SELECT * FROM Student_CTI;
 1001 | John Liu | 123345566   | 2001-04-05 | 2020-01-15      | 2024-06-15      | 4.00
 1003 | Rita Ora | 132345166   | 2001-01-14 | 2020-01-15      | 2024-06-15      | 4.20

This approach ensures that each table is self-contained, making queries straightforward and efficient for specific types.

However, it also introduces redundancy by duplicating common attributes like name, national_id, and birth_date across tables. This duplication can lead to increased storage requirements and potential inconsistencies if not managed carefully.

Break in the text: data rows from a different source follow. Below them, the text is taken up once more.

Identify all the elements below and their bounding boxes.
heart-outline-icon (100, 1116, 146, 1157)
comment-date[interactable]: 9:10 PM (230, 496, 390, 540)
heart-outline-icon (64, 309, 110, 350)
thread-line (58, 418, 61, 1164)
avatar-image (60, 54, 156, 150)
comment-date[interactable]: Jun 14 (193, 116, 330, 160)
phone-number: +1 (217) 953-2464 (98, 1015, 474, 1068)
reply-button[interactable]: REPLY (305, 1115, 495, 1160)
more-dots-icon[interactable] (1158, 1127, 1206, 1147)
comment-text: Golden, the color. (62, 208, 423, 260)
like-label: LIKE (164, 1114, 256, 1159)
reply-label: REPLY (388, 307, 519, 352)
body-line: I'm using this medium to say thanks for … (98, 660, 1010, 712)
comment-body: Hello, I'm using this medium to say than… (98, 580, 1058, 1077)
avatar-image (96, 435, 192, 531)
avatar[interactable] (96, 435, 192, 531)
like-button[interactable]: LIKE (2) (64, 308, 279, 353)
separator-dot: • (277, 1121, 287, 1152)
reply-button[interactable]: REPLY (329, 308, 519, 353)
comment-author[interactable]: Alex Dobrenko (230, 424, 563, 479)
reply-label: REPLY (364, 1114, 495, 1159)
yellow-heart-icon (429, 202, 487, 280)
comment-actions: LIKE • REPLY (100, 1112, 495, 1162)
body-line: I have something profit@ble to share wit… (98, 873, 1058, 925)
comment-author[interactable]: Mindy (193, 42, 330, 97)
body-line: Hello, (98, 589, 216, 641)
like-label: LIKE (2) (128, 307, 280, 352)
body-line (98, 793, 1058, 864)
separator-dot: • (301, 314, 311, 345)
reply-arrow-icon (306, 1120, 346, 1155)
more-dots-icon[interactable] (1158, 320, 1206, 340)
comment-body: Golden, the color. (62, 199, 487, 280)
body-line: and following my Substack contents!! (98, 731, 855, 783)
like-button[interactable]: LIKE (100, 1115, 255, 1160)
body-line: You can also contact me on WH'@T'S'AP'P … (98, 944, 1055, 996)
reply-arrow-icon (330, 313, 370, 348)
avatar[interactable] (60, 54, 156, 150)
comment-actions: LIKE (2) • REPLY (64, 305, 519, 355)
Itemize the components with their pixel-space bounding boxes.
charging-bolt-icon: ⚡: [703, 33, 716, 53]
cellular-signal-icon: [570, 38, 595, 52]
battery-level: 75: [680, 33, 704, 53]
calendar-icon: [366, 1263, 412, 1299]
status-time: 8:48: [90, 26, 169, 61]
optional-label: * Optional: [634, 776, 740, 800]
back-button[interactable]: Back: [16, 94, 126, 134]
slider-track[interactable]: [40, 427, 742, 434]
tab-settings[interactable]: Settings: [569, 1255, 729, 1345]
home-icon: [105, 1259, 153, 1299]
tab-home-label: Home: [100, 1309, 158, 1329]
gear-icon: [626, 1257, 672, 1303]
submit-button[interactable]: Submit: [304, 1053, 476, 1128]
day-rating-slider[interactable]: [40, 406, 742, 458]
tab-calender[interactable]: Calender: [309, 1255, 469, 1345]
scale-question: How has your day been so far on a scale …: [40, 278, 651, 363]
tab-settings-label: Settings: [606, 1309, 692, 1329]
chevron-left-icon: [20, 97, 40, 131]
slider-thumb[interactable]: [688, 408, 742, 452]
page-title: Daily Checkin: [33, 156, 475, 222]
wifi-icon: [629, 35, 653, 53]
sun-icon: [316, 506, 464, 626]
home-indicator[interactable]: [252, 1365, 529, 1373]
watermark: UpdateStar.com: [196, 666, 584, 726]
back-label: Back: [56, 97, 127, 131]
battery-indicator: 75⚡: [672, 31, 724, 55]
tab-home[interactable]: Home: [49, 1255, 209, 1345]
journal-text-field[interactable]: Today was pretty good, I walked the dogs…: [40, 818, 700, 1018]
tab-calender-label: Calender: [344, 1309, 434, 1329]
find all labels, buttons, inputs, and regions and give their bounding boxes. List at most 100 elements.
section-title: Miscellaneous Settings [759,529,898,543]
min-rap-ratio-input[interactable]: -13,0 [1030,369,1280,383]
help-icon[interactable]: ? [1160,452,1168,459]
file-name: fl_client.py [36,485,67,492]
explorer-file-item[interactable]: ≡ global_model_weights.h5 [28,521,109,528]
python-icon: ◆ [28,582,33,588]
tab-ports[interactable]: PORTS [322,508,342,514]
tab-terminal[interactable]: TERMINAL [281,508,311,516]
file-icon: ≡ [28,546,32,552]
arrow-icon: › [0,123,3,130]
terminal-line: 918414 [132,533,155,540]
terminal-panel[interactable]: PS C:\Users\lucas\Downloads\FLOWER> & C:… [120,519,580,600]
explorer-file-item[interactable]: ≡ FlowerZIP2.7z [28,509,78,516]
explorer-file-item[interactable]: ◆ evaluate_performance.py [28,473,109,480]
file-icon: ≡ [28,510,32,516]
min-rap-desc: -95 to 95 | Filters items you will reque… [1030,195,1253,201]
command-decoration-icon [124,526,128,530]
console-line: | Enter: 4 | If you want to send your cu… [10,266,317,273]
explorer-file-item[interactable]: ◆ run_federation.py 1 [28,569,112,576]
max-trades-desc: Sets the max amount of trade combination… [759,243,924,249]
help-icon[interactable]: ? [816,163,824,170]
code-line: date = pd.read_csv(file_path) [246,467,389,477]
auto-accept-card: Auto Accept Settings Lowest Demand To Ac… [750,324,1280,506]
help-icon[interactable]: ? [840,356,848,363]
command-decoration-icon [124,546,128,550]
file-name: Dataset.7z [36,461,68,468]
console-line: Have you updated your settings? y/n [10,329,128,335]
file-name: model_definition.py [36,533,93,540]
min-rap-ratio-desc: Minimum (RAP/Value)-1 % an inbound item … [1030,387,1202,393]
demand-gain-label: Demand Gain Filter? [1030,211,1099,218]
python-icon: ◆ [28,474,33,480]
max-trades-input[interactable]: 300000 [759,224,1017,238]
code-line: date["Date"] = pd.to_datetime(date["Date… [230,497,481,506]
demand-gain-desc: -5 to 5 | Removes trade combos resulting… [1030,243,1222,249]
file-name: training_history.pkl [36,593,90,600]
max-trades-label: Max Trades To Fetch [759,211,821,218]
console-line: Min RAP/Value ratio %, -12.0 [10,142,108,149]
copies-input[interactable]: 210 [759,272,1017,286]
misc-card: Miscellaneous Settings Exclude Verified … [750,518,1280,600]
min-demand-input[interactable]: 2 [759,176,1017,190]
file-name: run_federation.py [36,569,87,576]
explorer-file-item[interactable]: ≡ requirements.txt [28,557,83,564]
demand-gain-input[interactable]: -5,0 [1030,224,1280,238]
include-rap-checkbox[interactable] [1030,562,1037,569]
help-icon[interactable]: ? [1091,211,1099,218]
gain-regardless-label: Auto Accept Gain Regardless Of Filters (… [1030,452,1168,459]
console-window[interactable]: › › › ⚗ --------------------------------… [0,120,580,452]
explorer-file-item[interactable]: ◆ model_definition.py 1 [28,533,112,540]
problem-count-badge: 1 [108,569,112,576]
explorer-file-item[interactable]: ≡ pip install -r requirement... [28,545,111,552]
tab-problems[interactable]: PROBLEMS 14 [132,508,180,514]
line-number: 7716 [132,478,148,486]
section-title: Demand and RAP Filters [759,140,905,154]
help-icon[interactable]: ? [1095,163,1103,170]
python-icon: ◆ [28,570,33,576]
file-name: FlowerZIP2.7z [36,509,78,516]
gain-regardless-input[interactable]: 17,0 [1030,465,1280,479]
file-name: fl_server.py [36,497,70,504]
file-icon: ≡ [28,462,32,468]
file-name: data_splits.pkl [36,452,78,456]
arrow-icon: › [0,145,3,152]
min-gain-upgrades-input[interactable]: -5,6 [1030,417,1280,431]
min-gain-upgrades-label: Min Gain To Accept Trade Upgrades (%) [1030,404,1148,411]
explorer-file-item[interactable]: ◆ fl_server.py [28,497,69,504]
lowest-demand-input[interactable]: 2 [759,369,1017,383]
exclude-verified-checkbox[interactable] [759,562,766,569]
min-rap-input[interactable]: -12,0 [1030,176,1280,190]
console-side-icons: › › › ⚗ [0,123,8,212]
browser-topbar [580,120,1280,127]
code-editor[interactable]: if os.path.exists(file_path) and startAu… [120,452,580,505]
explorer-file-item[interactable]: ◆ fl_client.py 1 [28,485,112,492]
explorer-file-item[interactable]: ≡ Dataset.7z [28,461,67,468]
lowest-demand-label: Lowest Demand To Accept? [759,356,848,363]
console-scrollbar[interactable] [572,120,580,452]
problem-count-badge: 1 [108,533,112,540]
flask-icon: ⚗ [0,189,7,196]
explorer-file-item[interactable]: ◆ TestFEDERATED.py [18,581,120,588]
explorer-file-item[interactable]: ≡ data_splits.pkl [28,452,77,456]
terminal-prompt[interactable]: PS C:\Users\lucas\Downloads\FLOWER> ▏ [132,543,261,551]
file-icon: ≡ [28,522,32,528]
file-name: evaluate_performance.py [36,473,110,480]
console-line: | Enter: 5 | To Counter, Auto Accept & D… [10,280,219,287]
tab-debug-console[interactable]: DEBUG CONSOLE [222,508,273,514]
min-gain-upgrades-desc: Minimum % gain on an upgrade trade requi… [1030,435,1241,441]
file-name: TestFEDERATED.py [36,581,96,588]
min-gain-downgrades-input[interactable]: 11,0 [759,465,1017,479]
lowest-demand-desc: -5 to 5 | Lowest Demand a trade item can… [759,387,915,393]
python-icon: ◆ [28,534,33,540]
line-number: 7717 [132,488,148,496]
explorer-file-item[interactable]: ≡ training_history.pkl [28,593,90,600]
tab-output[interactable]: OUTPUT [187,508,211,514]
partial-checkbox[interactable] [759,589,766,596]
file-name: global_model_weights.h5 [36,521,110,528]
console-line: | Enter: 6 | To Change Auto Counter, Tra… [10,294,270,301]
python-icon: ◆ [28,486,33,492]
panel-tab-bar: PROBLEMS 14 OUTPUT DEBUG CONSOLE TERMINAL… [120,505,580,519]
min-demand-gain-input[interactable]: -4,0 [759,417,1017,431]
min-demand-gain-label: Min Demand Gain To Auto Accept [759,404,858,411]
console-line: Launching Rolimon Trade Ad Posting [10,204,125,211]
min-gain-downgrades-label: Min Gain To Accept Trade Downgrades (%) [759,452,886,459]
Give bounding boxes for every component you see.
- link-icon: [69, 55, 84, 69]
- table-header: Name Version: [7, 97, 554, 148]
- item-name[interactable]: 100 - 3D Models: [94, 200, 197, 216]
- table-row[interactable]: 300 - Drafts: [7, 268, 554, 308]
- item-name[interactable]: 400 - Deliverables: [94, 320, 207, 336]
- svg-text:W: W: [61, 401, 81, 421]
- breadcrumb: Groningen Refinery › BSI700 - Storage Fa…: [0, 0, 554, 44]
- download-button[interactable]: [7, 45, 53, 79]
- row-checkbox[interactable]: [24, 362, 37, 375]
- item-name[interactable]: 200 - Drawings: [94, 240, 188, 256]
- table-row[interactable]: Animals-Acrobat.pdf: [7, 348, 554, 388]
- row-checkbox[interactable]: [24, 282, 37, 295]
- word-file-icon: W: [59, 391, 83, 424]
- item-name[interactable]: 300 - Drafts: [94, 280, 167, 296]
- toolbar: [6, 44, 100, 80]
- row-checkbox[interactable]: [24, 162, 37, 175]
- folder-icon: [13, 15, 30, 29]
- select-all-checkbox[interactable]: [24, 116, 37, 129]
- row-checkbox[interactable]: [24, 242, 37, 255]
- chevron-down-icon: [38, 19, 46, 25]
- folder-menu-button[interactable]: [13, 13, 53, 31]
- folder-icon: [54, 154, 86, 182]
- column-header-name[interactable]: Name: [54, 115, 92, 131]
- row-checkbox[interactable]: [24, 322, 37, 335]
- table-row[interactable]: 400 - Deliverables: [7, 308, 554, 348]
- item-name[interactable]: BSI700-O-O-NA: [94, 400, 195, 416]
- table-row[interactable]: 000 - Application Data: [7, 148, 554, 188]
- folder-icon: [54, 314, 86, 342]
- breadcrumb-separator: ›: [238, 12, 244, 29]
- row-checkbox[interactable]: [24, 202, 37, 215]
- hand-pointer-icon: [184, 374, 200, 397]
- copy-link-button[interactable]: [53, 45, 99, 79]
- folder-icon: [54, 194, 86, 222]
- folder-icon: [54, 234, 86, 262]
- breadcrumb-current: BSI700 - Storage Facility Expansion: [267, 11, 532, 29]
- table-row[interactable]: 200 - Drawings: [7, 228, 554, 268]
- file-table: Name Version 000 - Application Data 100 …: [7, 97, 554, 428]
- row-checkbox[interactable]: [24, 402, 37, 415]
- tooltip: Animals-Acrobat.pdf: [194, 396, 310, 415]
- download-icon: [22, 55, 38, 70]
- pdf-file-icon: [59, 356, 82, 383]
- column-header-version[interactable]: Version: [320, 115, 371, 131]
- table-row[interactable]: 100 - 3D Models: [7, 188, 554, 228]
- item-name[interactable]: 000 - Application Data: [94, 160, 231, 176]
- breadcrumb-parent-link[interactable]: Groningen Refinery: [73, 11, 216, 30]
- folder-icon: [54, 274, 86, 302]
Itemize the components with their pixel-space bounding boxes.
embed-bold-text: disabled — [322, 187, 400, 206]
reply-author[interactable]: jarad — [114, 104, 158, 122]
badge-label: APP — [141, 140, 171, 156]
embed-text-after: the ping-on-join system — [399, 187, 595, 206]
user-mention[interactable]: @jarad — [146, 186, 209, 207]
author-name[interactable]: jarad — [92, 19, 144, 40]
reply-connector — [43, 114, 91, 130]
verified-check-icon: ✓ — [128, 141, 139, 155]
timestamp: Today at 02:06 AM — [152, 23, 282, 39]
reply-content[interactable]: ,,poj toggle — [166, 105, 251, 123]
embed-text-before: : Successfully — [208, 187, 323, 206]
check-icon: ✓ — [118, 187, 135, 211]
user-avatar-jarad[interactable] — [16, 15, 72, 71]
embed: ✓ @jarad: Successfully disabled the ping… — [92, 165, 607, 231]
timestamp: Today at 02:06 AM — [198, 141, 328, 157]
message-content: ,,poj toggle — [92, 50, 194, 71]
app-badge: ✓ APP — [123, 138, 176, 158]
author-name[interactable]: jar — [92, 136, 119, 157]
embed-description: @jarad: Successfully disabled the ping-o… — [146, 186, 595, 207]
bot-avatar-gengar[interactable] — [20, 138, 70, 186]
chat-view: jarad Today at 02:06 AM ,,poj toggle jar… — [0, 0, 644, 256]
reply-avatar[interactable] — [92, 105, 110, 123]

Additionally, querying across the entire hierarchy requires combining results from multiple tables using a UNION operation:

SELECT id, name, national_id, birth_date, 'Student' AS type
FROM Student_CTI
UNION ALL
SELECT id, name, national_id, birth_date, 'Faculty' AS type
FROM Faculty_CTI;

 1001 | John Liu     | 123345566   | 2001-04-05 | Student
 1003 | Rita Ora     | 132345166   | 2001-01-14 | Student
    1 | Anubha Gupta | 1018901231  |            | Faculty
    2 | Peter Pan    | 2130989011  |            | Faculty

Consequently, growing datasets or introducing new subclasses can make this approach less efficient and harder to maintain. For instance, adding a new subclass like Staff would require creating a new table with all common attributes duplicated, further increasing schema complexity.

4. Conclusion

In this article, we explored three strategies for representing inheritance in databases: Single Table Inheritance, Class Table Inheritance, and Concrete Table Inheritance. Each method has its strengths, respectively: the first simplifies queries, the second avoids NULL values, and the third ensures self-contained tables.

However, trade-offs like wasted space, complex joins, or redundant data must be considered. Choosing the right approach depends on our application’s needs, balancing simplicity, efficiency, and scalability.